La enteritis autoinmune se debe a una reacción inmune defectuosa que desencadena la inflamación sin ningún insulto evidente. Los anticuerpos pueden desarrollarse contra ciertos tipos de células en el revestimiento del intestino delgado y se pueden asociar a afecciones como la enfermedad de Crohn (enfermedad inflamatoria del intestino ). Otro vínculo con la enfermedad inflamatoria intestinal es la "ileítis de retrolavado" en la colitis ulcerosa. La gastroenteritis eosinofílica es una afección hereditaria que también afecta al estómago. Los factores autoinmunes tienden a conducir a enteritis crónica.

Los procedimientos de investigación Trauma cirugía e invasiva pueden contribuir a la inflamación, aunque esto no es específico para los pequeños intestino. Causará enteritis aguda que puede ser potencialmente mortal cuando se asocia con hemorragia.
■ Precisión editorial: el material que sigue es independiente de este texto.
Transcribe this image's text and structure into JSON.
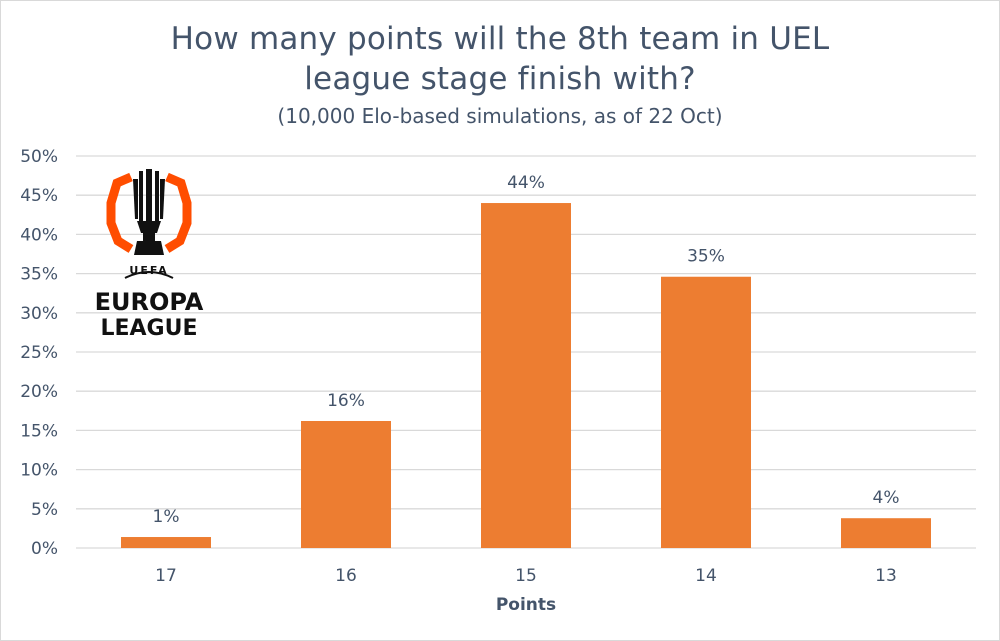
{
  "chart_data": {
    "type": "bar",
    "title_line1": "How many points will the 8th team in UEL",
    "title_line2": "league stage finish with?",
    "subtitle": "(10,000 Elo-based simulations, as of 22 Oct)",
    "xlabel": "Points",
    "ylabel": "",
    "categories": [
      "17",
      "16",
      "15",
      "14",
      "13"
    ],
    "values": [
      1.4,
      16.2,
      44.0,
      34.6,
      3.8
    ],
    "data_labels": [
      "1%",
      "16%",
      "44%",
      "35%",
      "4%"
    ],
    "ylim": [
      0,
      50
    ],
    "yticks": [
      0,
      5,
      10,
      15,
      20,
      25,
      30,
      35,
      40,
      45,
      50
    ],
    "ytick_labels": [
      "0%",
      "5%",
      "10%",
      "15%",
      "20%",
      "25%",
      "30%",
      "35%",
      "40%",
      "45%",
      "50%"
    ],
    "grid": true,
    "legend": "none",
    "bar_color": "#ed7d31",
    "grid_color": "#d9d9d9",
    "text_color": "#44546a"
  },
  "logo": {
    "line1": "UEFA",
    "line2": "EUROPA",
    "line3": "LEAGUE",
    "accent_color": "#ff4d00"
  }
}
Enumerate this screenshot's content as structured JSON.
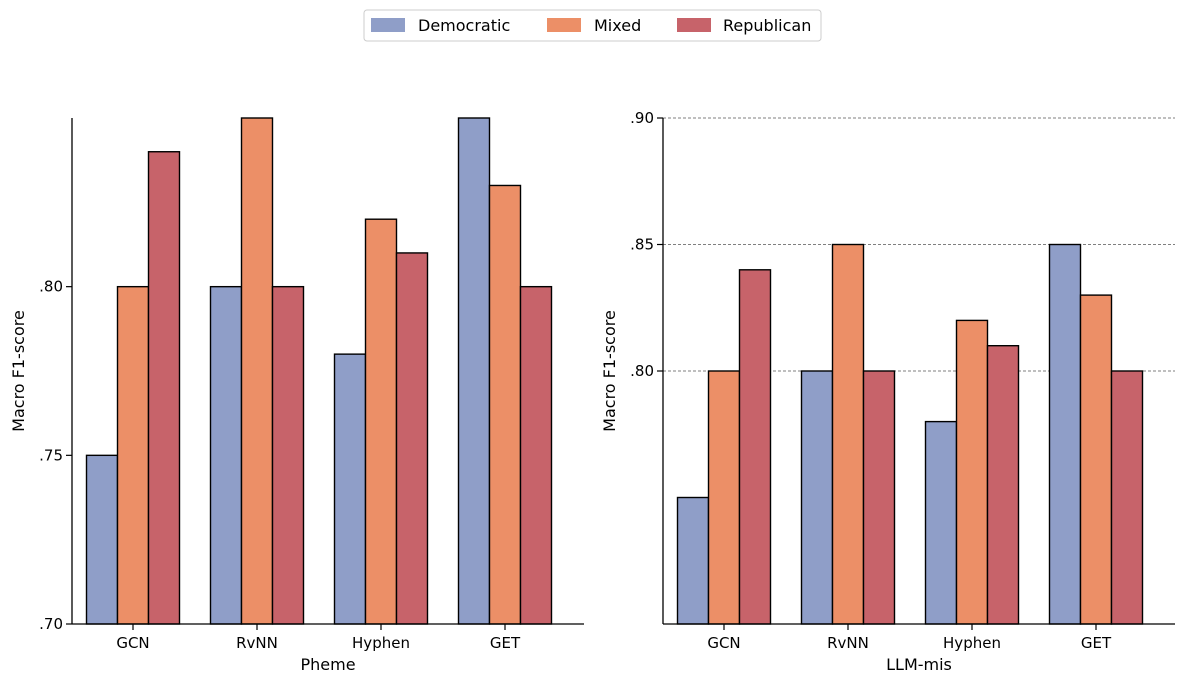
{
  "legend": {
    "items": [
      {
        "label": "Democratic",
        "color": "#8f9ec8"
      },
      {
        "label": "Mixed",
        "color": "#ec8f67"
      },
      {
        "label": "Republican",
        "color": "#c7636a"
      }
    ]
  },
  "chart_data": [
    {
      "type": "bar",
      "xlabel": "Pheme",
      "ylabel": "Macro F1-score",
      "categories": [
        "GCN",
        "RvNN",
        "Hyphen",
        "GET"
      ],
      "ylim": [
        0.7,
        0.85
      ],
      "yticks": [
        0.7,
        0.75,
        0.8
      ],
      "ytick_labels": [
        ".70",
        ".75",
        ".80"
      ],
      "grid": false,
      "series": [
        {
          "name": "Democratic",
          "values": [
            0.75,
            0.8,
            0.78,
            0.85
          ]
        },
        {
          "name": "Mixed",
          "values": [
            0.8,
            0.85,
            0.82,
            0.83
          ]
        },
        {
          "name": "Republican",
          "values": [
            0.84,
            0.8,
            0.81,
            0.8
          ]
        }
      ]
    },
    {
      "type": "bar",
      "xlabel": "LLM-mis",
      "ylabel": "Macro F1-score",
      "categories": [
        "GCN",
        "RvNN",
        "Hyphen",
        "GET"
      ],
      "ylim": [
        0.7,
        0.9
      ],
      "yticks": [
        0.8,
        0.85,
        0.9
      ],
      "ytick_labels": [
        ".80",
        ".85",
        ".90"
      ],
      "grid": true,
      "series": [
        {
          "name": "Democratic",
          "values": [
            0.75,
            0.8,
            0.78,
            0.85
          ]
        },
        {
          "name": "Mixed",
          "values": [
            0.8,
            0.85,
            0.82,
            0.83
          ]
        },
        {
          "name": "Republican",
          "values": [
            0.84,
            0.8,
            0.81,
            0.8
          ]
        }
      ]
    }
  ]
}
Signos y síntomas de enteritis

  • Diarrea intensa, que a veces puede ser sanguinolenta.
  • Dolor abdominal y malestar peor poco después de comer. [19659041] Los vómitos son poco comunes, pero pueden estar presentes si el duodeno y el estómago se ven afectados gravemente.
  • Fiebre
  • Pérdida del apetito
  • Signos de deficiencia de nutrientes (malabsorción)

En general, la presentación clínica dependerá de la extensión de afectación del intestino delgado. Teniendo en cuenta su longitud, si solo una pequeña parte se ve afectada, la malabsorción puede no estar presente o ser prominente. Un eructo excesivo, un dolor urente similar a la gastritis y un cambio en los síntomas muy poco después de comer pueden indicar que la inflamación es más prominente en el duodeno. Por el contrario, los síntomas que tienden a cambiar con las evacuaciones intestinales, particularmente con el esfuerzo durante la defecación, pueden indicar una mayor afectación ileal. Sin embargo, se requiere una investigación de diagnóstico para evaluar las áreas afectadas.